8.6 Management of Catheter Problems During Operation (e.g., Rinsing)

If suction by the machine or constantly increased return pressures recur frequently because of a catheter, it is better to allow the machine to circulate on its own for a short time. A short circuit between the inflow and outflow end of the catheter can be created for this purpose. Removal from the patient must then be turned back to 0 mL/h. The catheter can then be checked while the dialysis is running (i.e., lower risk of clotting). If this is freely aspirable (always begin with aspiration) and if the same problems occur after a further attempt at connection, each limb of the catheter must be rinsed with an arterial rinse (24 IU heparin/48 mL 0.9% NaCl) and if necessary changed.

8.7 Ending of CVVHDF Therapy

This is generally a clinical decision. Possible criteria are:

• Spontaneous urine output >0.5–1.0 mL/kg/h.

• GFR (kidney) > 20 mL/min.

• Clinical improvement of disease process.

• Stable urea and creatinine values despite interruption of RRT for 24–48 h.

Where applicable, pharmacological support is given (kidney initiation trial) with, e.g., furosemide and theophylline as a drip. After RRT is stopped, where possible the blood in the system is returned to the patient.

8.8 Appendix

8.8.1 Ultrafiltration via the Filter (See Fig. 4.3)

The blood pump removes the blood from the patient and pumps it over the filter back to the patient. Pressure in the blood compartment is highest before the filter (P_filter) and decreases across the filter (P_return). This fall in pressure is described as ∆P.

Fig. 4.3

Ultrafiltration via the filter (diagram)

TMP exists across the filter membrane. It describes the mean pressure difference between the hydrostatic pressure of the blood compartment and that of the filtrate compartment. While the hydrostatic pressure in the blood compartment is defined by the pressures P _filter and P _return (i.e., by the set blood flow and the resistances in the system), the hydrostatic pressure in the filtrate can be regulated by the removal pump (which conveys the filtrate to the effluent bag). This provides control of the TMP and thus the quantity of fluid filtered (ultrafiltrate). Substance exchange occurs with the ultrafiltrate (convection) according to molecular weight, sieving coefficient, and membrane properties. In hemofiltration, the proportion of the volume of the ultrafiltrate that should not be lost to the patient is replaced by a replacement solution (not depicted here). Therefore, replacement rate + removal rate = ultrafiltration rate. The replacement solution can be administered before the filter (predilution) or after the filter (postdilution) (not depicted here; see Fig. 4.1).

8.8.2 Dialysis via the Filter (See Fig. 4.4)

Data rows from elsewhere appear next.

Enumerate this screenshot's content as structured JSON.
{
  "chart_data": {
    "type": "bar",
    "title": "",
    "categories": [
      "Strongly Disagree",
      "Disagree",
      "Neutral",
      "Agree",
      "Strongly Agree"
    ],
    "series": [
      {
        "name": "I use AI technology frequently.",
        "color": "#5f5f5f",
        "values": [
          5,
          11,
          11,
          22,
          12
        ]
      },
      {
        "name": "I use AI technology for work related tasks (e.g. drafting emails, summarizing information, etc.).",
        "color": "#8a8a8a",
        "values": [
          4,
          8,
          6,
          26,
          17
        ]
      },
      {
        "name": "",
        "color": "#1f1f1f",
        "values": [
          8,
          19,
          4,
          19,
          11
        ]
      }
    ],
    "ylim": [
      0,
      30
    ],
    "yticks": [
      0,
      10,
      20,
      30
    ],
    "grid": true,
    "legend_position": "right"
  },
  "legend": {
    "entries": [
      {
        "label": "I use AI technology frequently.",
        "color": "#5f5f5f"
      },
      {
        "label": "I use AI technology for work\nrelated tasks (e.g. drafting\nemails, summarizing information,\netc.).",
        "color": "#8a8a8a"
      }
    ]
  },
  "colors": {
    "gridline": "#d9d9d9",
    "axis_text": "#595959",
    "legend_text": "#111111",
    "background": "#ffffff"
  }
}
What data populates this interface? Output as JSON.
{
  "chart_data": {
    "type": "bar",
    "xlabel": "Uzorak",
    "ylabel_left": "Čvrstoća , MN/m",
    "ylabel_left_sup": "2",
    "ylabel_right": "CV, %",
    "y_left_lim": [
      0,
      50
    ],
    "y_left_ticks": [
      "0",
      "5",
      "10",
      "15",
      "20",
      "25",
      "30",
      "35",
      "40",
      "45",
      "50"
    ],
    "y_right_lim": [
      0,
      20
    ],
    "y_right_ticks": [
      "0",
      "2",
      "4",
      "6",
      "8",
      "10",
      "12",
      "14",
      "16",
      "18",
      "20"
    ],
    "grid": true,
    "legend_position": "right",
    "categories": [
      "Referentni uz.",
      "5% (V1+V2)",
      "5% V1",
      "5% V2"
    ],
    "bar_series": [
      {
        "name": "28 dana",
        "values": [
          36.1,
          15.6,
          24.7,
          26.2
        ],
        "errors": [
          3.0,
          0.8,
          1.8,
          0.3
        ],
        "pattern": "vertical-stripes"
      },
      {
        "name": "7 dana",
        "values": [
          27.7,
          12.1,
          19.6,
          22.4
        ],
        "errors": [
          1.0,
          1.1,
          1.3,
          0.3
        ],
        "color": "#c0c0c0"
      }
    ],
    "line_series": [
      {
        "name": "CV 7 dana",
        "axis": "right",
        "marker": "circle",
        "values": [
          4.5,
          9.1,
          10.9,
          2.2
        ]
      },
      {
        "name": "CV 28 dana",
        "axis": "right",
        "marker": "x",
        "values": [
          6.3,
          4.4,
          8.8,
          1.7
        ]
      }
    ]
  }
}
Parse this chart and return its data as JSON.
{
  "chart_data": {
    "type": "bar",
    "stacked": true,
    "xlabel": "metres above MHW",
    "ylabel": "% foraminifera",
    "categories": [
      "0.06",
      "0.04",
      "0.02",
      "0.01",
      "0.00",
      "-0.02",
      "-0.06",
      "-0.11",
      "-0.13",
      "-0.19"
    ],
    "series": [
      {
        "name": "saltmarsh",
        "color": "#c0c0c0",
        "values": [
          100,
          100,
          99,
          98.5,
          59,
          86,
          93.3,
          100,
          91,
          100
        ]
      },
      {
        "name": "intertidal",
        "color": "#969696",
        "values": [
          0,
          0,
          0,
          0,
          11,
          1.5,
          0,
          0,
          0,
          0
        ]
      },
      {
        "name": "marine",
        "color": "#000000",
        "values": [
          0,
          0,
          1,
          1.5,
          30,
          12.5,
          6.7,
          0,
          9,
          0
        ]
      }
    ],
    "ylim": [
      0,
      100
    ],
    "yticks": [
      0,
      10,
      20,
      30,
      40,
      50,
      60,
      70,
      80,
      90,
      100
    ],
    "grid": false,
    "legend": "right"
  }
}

The blood pump removes the blood from the patient and pumps it through the filter. The dialysate pump pumps the dialysate in the opposite direction through the filter (countercurrent principle). In pure dialysis, the exchange of substances occurs across the membrane as a result of the concentration gradient between the blood compartment and the dialysate compartment. Molecular weight, sieving coefficient, and membrane properties play a significant role in this process. The removal pump conveys the dialysate enriched with the eliminated substances to the effluent bag.

Fig. 4.4

Dialysis via the filter (diagram)

If additional fluid is removed from the blood in HD, the removal pump increases its rate relative to the dialysate pump; as a result of which, there is additional fluid filtration.